Luz lui ne cherche pas de circonstances atténuantes, et passe tout ce petit monde de fayots du prof au hachoir. Le dessinateur de Charlie Hebdo et Magic chie dans la nostalgie rance et variétoche de Bénabar, explose le brushing de Benjamin Biolay ou imagine encore le split entre Vincent Delerm et son nombril parlant. Et ça fait du bien par où ça passe.

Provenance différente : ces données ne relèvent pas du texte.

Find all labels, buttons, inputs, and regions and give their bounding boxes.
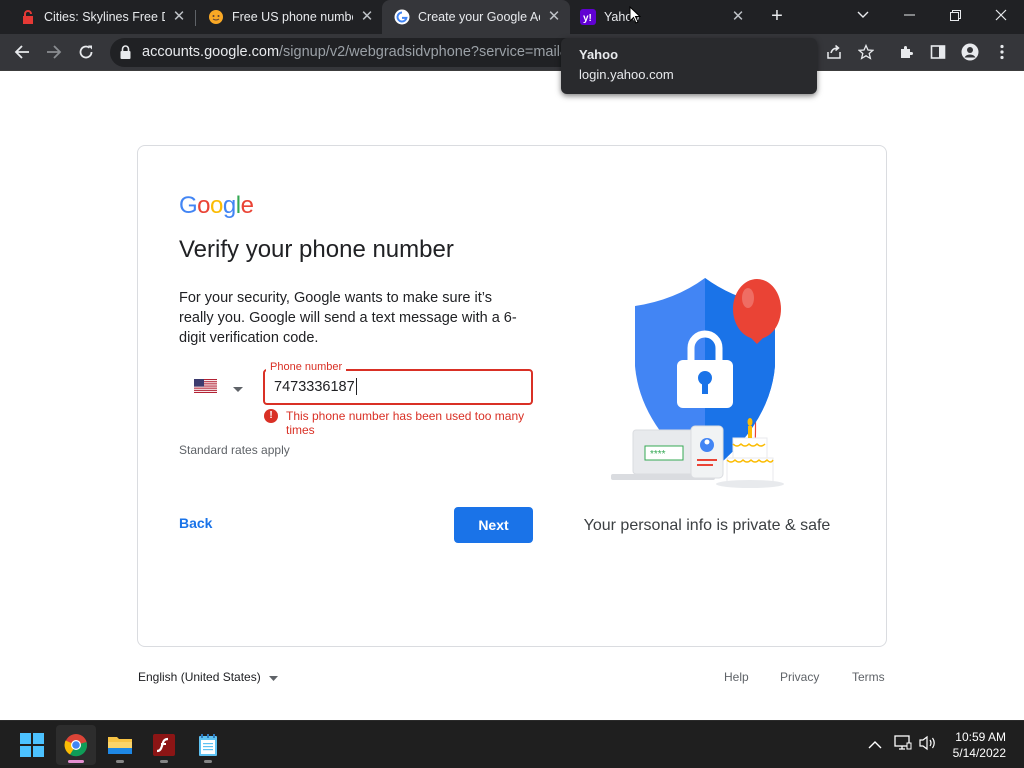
chevron-down-icon	[233, 379, 243, 397]
chevron-down-icon	[268, 670, 278, 684]
share-icon[interactable]	[818, 34, 850, 70]
signup-card: Google Verify your phone number For your…	[137, 145, 887, 647]
privacy-link[interactable]: Privacy	[780, 670, 819, 684]
yahoo-icon: y!	[580, 9, 596, 25]
tab-title: Cities: Skylines Free Do	[44, 10, 165, 24]
running-indicator	[160, 760, 168, 763]
bookmark-star-icon[interactable]	[850, 34, 882, 70]
side-panel-icon[interactable]	[922, 34, 954, 70]
red-lock-icon	[20, 9, 36, 25]
page-description: For your security, Google wants to make …	[179, 290, 517, 346]
tab-cities-skylines[interactable]: Cities: Skylines Free Do ✕	[0, 0, 195, 34]
close-tab-icon[interactable]: ✕	[546, 9, 562, 25]
country-select[interactable]	[194, 378, 250, 398]
next-button[interactable]: Next	[454, 507, 533, 543]
tab-hover-tooltip: Yahoo login.yahoo.com	[561, 38, 817, 94]
system-clock[interactable]: 10:59 AM 5/14/2022	[953, 729, 1006, 761]
tab-title: Free US phone number	[232, 10, 353, 24]
tab-strip: Cities: Skylines Free Do ✕ Free US phone…	[0, 0, 1024, 34]
chrome-icon[interactable]	[56, 725, 96, 765]
browser-toolbar: accounts.google.com/signup/v2/webgradsid…	[0, 34, 1024, 71]
mouse-cursor-icon	[629, 5, 642, 29]
running-indicator	[204, 760, 212, 763]
extensions-puzzle-icon[interactable]	[890, 34, 922, 70]
flash-icon[interactable]	[144, 725, 184, 765]
help-link[interactable]: Help	[724, 670, 749, 684]
close-window-button[interactable]	[978, 0, 1024, 30]
language-select[interactable]: English (United States)	[138, 670, 278, 684]
back-button[interactable]: Back	[171, 507, 220, 539]
clock-date: 5/14/2022	[952, 746, 1006, 760]
page-title: Verify your phone number	[179, 236, 454, 263]
close-tab-icon[interactable]: ✕	[730, 9, 746, 25]
phone-number-label: Phone number	[266, 361, 347, 373]
tab-title: Yahoo	[604, 10, 640, 24]
phone-number-input[interactable]: 7473336187	[263, 369, 533, 405]
us-flag-icon	[194, 378, 217, 398]
clock-time: 10:59 AM	[955, 730, 1006, 744]
svg-text:y!: y!	[583, 13, 592, 24]
rates-note: Standard rates apply	[179, 443, 290, 457]
url-text: accounts.google.com/signup/v2/webgradsid…	[142, 44, 577, 60]
phone-number-value: 7473336187	[274, 379, 355, 395]
back-arrow-icon[interactable]	[6, 34, 38, 70]
windows-start-icon[interactable]	[12, 725, 52, 765]
profile-avatar-icon[interactable]	[954, 34, 986, 70]
tab-create-google-account[interactable]: Create your Google Ac ✕	[382, 0, 570, 34]
terms-link[interactable]: Terms	[852, 670, 885, 684]
new-tab-button[interactable]: +	[766, 6, 788, 28]
active-indicator	[68, 760, 84, 763]
restore-button[interactable]	[932, 0, 978, 30]
chevron-up-icon[interactable]	[868, 737, 882, 755]
tab-title: Create your Google Ac	[418, 10, 540, 24]
reload-icon[interactable]	[70, 34, 102, 70]
tooltip-url: login.yahoo.com	[579, 67, 674, 82]
face-emoji-icon	[208, 9, 224, 25]
privacy-illustration: ****	[605, 276, 785, 504]
lock-icon[interactable]	[120, 45, 131, 64]
running-indicator	[116, 760, 124, 763]
google-g-icon	[394, 9, 410, 25]
phone-error-message: This phone number has been used too many…	[286, 409, 525, 437]
volume-icon[interactable]	[918, 735, 938, 756]
google-logo: Google	[179, 192, 254, 219]
tab-free-us-phone[interactable]: Free US phone number ✕	[188, 0, 383, 34]
network-icon[interactable]	[894, 735, 912, 756]
tooltip-title: Yahoo	[579, 47, 619, 62]
notepad-icon[interactable]	[188, 725, 228, 765]
close-tab-icon[interactable]: ✕	[171, 9, 187, 25]
windows-taskbar: 10:59 AM 5/14/2022	[0, 720, 1024, 768]
tab-search-icon[interactable]	[840, 0, 886, 30]
more-menu-icon[interactable]	[986, 34, 1018, 70]
close-tab-icon[interactable]: ✕	[359, 9, 375, 25]
illustration-code: ****	[650, 449, 666, 460]
file-explorer-icon[interactable]	[100, 725, 140, 765]
privacy-caption: Your personal info is private & safe	[583, 517, 831, 534]
language-label: English (United States)	[138, 670, 261, 684]
tab-yahoo[interactable]: y! Yahoo ✕	[570, 0, 758, 34]
text-caret	[356, 378, 357, 395]
forward-arrow-icon[interactable]	[38, 34, 70, 70]
minimize-button[interactable]	[886, 0, 932, 30]
error-icon: !	[264, 409, 278, 423]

J’aime pas la chanson la chanson française a tout du pamphlet de sale gosse, de rockeur vachard, irrésistible parce que toujours servi par le talent et le sens du détail. Luz alterne les attaques purement méchantes (Magali de la Star Academy devient trois fois plus énorme que Chimène Badi, les Enfoirés c’est pas parce qu’ils nous remplissent le bide qu’il faut nous chier dans les oreilles ou le jeu de la coiffure de -M- s’il s’appelait Michel-Edouard, Isidore…) avec l’observation disons plus acide (comment le fétide Pascal Négre maque Olivia Ruiz avec Mathias de Dionysos, parce que chez Universal rien ne se perd ou Vincent Delerm – toujours lui – cherche dans sa salle de bain l’inspiration pour devenir un chanteur engagé).
Voici donc un acte d’intolérance gratuite comme on les aime. La quatrième de couverture proclame d’ailleurs le début d’une résistance des tympans dont « ce livre est le premier coton-tige ». Si vous n’êtes pas complètement gâteux, achetez cet album. Sinon Michel Sardou est au Palais des Sports en juin.